La conversation fut interrompue et elle me dit que nous lui donnerions suite. J’avoue que j’étais assommée par ses reproches (qui étaient apparemment partagés par certaines personnes avec qui je travaille et qui n’ont jamais abordé le sujet). Juste avant de commencer cette conversation, je me sentais plutôt bien, j’avais le sentiment que je réalisais convenablement les tâches que l’on me confiait et commençait à me sentir pousser des ailes. Pour être honnête, je dois dire qu’à chaque fois que j’éprouve ce genre de sentiment de bien-être dans un lieu, une connasse se présente pour me sortir ce genre de propos. Un peu comme si elle m’avait repérée comme étant une inadaptée et se donnait la mission de me maintenir dans cette position. “Attention, va pas croire que tu peux te sentir complètement à l’aise ici, regarde ce qu’on pense de toi”. Et bim, dans ta (ma) gueule.
Je ne suis pas une pro de l’impro, il me faut plusieurs jours pour comprendre ce qui se cache derrière les paroles des gens, surtout celles dont les intentions ne sont pas explicites. J’ai finalement opté de ne pas poursuivre cette conversation, qui à mes yeux n’a pas lieu d’être. En effet, qui est cette normopathe pour me reprocher mes attitudes propres à l’autisme? Que fait-elle de la vraie raison de ma présence ici, qui est de travailler? Comment ose-t-elle se poser en supérieure hiérarchique, celle qui a raison et qui peut donner des leçons à la sociopathe que je suis? Elle s’est pris pour une psy comportementaliste, ou bien? Sans manquer bien sûr de lui signifier son ingérence.

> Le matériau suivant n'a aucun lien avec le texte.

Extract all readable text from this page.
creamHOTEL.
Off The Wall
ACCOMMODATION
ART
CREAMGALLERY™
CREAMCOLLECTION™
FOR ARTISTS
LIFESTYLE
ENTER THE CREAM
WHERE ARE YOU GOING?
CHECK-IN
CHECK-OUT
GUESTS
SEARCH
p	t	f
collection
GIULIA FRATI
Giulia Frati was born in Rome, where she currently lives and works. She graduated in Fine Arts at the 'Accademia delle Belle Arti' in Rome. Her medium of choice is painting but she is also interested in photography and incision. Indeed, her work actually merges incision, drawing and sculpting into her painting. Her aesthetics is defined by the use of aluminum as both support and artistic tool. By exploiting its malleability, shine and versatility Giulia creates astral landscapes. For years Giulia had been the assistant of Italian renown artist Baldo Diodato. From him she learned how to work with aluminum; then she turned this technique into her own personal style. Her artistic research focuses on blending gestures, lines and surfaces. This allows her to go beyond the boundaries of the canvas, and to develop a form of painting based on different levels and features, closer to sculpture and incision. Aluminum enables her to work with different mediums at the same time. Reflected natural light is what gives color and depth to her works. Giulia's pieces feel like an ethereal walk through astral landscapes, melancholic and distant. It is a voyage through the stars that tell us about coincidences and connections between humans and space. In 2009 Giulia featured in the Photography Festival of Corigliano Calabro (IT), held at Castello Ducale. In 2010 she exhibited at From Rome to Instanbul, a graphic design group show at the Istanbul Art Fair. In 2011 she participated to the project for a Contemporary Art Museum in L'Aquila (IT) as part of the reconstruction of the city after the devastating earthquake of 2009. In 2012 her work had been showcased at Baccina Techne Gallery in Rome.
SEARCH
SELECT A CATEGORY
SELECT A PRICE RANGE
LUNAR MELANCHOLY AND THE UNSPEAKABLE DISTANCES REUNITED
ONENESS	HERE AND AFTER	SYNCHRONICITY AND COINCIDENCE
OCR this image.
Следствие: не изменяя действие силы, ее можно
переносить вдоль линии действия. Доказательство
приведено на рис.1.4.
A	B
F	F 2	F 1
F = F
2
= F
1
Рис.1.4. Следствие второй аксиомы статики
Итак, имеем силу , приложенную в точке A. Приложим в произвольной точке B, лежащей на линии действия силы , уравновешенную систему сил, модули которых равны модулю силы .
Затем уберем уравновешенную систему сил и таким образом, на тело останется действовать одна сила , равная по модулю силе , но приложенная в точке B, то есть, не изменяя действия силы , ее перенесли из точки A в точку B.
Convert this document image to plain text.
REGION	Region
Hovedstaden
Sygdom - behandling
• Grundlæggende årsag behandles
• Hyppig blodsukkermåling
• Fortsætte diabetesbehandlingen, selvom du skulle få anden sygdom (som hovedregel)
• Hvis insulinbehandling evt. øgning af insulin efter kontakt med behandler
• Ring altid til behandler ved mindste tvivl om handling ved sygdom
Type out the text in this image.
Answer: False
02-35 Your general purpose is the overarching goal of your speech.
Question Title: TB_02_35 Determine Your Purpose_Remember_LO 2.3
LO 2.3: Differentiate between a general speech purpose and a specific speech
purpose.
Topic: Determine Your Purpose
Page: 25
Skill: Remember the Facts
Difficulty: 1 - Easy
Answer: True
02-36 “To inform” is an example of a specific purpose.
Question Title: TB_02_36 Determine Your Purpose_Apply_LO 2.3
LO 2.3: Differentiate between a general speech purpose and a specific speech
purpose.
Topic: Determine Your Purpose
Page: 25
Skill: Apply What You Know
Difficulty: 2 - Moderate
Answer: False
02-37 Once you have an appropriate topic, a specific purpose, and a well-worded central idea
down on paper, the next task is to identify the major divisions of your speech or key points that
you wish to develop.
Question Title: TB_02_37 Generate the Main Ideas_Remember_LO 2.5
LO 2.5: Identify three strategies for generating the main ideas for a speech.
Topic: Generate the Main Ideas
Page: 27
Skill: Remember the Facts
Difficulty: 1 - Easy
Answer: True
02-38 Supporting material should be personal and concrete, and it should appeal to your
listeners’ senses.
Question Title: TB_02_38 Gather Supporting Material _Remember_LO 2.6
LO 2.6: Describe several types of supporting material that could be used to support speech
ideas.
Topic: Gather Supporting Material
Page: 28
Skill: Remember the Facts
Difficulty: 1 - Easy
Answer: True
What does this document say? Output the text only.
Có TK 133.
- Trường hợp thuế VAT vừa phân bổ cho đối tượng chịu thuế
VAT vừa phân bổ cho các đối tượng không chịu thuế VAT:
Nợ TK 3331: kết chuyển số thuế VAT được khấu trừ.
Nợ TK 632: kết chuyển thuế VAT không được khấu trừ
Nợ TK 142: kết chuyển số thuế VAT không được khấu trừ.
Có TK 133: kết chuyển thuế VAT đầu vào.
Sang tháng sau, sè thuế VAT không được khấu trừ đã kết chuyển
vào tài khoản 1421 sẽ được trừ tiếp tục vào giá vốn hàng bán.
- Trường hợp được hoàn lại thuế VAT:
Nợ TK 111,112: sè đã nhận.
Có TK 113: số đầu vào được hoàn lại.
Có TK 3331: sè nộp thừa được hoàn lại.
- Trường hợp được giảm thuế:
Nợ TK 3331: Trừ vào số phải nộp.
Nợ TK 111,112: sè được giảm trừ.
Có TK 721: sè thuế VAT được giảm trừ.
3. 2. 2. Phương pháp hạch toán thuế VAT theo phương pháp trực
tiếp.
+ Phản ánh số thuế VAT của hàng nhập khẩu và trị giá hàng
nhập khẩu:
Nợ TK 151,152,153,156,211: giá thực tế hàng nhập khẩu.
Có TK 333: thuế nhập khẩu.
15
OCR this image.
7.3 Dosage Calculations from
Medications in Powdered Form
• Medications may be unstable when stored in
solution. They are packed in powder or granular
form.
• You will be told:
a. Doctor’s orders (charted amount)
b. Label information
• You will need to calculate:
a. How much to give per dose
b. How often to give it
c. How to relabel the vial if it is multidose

La question qui se pose à présent est: dois-je continuer jusqu’à la fin de mon contrat? J’ai terriblement envie de partir et en même temps j’en ai plus que marre de fuir face à la crétinerie congénitale des homo sapiens qui m’entourent. Sans compter qu’une petite partie de moi a tout de même bien envie de les faire chier jusqu’au bout.